This issue depicts three geese that can be found on Islay:
Barnacle Goose: The Barnacle Goose is rather diminutive and breeds in Greenland, heading to Islay in the winter. It has a rather distinctive cackle. Around 40,000 of these visit Islay every year. During the six months in which the geese are here, they dominate the landscape—especially in the areas around Loch Gruinart and Loch Indaal. Hundreds of geese flying in formation is quite a sight—as also is the view of them congregating in fields and mud flats. Birdwatchers certainly enjoy the seasonal visitors; local farmers less so.
Its name apparently comes from a medieval myth: due to the fact they “disappeared” for half the year and no-one saw them nesting, it was believed that they hatched from either ships’ barnacles or driftwood.
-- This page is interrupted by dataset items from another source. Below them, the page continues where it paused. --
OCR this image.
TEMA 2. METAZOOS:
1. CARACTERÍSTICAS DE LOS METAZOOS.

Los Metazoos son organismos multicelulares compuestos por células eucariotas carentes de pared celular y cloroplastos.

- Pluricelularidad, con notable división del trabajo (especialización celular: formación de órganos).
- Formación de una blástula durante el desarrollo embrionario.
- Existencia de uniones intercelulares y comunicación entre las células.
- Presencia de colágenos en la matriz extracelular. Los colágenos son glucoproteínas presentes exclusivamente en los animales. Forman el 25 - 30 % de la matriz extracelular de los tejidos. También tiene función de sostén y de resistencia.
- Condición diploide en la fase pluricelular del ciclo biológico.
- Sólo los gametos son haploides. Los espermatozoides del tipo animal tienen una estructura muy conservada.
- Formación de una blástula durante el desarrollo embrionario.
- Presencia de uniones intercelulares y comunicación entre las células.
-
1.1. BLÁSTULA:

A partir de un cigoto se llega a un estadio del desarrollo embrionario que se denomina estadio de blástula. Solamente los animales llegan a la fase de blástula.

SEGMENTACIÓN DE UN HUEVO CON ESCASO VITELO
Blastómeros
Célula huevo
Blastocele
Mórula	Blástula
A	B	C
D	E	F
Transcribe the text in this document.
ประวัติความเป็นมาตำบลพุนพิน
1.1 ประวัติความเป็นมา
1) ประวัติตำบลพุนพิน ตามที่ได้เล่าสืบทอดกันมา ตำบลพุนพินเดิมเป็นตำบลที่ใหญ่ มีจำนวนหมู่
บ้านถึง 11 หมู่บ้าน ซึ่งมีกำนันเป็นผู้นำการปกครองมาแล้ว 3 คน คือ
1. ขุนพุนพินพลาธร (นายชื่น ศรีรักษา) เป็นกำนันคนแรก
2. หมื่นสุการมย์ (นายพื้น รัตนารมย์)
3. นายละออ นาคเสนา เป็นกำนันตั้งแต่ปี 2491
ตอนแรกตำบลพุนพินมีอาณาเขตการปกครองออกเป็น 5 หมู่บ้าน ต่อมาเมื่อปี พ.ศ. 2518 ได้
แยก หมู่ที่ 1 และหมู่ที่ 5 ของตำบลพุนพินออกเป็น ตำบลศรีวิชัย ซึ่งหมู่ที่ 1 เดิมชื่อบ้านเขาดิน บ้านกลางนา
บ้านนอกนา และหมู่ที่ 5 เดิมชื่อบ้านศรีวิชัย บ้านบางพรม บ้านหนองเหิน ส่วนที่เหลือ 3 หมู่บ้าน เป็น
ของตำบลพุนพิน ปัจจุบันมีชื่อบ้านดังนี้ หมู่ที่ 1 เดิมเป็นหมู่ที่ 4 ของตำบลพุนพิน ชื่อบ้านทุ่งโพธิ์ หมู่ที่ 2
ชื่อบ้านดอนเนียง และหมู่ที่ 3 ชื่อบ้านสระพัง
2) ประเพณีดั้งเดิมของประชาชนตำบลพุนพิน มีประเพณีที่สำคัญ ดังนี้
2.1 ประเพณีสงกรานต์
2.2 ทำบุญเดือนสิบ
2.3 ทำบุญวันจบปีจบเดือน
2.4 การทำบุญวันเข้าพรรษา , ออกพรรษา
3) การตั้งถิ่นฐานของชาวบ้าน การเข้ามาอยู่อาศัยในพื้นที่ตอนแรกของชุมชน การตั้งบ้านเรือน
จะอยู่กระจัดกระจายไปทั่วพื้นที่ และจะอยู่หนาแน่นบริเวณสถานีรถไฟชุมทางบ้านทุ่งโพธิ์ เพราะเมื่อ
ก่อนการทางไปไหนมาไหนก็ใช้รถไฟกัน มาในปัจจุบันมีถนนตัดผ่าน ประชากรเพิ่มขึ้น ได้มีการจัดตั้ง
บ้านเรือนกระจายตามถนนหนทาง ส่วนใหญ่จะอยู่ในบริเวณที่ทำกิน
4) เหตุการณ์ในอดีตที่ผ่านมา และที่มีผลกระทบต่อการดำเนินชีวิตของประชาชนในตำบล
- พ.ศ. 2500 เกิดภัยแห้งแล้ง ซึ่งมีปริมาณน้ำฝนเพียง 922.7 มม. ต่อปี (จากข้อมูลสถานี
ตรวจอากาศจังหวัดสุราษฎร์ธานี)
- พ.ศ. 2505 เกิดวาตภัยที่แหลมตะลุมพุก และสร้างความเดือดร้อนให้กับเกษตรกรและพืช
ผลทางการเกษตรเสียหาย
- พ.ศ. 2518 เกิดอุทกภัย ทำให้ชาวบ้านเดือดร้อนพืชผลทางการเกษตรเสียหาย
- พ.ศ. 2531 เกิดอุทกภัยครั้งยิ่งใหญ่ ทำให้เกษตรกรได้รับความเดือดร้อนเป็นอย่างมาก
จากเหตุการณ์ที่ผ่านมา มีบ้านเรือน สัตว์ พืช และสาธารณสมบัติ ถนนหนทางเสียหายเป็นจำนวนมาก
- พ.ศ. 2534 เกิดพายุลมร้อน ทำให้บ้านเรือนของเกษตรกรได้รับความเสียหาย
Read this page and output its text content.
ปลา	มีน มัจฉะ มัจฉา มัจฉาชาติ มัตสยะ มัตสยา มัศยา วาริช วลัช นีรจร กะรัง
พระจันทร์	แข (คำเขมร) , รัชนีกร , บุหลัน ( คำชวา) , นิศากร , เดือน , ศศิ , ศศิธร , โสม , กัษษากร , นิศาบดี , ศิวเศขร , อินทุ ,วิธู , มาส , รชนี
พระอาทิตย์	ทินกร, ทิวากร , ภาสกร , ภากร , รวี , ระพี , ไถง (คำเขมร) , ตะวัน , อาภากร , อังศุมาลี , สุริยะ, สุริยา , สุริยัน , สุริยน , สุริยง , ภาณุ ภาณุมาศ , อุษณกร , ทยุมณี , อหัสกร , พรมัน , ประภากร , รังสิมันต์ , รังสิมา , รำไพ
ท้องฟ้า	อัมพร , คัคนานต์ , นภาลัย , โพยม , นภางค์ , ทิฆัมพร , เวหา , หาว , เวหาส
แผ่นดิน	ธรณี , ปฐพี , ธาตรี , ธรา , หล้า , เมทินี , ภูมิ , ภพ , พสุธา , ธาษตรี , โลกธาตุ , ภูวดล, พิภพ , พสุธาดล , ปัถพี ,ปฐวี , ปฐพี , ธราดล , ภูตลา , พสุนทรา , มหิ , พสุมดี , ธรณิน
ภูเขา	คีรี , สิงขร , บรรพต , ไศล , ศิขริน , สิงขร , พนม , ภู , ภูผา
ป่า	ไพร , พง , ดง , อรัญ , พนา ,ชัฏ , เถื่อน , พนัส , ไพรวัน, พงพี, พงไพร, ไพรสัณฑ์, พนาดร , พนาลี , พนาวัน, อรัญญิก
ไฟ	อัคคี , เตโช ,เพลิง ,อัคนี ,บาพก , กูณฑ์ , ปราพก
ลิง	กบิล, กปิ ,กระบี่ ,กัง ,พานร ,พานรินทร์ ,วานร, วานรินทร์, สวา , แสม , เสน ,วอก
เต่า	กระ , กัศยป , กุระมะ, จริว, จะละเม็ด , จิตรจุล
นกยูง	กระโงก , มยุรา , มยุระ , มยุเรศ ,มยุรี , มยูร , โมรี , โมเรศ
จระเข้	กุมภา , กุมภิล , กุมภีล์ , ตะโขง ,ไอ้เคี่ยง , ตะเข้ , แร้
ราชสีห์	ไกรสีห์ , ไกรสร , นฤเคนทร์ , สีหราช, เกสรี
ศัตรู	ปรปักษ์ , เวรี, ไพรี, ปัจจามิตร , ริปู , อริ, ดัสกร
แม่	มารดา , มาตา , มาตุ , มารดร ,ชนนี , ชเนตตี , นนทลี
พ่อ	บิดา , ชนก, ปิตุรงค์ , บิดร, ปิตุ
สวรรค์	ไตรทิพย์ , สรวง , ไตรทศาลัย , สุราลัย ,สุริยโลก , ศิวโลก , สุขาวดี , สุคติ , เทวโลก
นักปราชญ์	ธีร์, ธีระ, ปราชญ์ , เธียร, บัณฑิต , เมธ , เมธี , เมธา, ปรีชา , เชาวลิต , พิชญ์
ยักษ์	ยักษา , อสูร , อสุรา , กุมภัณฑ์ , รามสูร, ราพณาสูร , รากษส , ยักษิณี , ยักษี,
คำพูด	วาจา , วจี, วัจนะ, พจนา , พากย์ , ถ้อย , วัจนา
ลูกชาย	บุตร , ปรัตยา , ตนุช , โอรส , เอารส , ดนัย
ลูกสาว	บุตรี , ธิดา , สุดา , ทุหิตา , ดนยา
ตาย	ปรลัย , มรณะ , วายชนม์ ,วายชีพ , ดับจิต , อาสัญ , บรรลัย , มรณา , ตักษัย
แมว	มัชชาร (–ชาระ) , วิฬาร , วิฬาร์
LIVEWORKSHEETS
Greylag Goose: There are quite a few Greylags on Islay, but they're not the seasonal visitors that the barnacles are. Some Greylags have been known to breed in the Hebrides, and I have seen Greylags here in the summer months suggesting they're a local (but not native) population. They can be found where there is an abundant supply of grass, but also eat small fish and insects.
Canada Goose: These have a large range and winter across North America and Western Europe. On Islay, they tend to arrive within the flocks of Barnacles and White-fronted Geese and are not as common here as the other species. There are a few pairs of breeding Canada Geese that remain on the island all year round.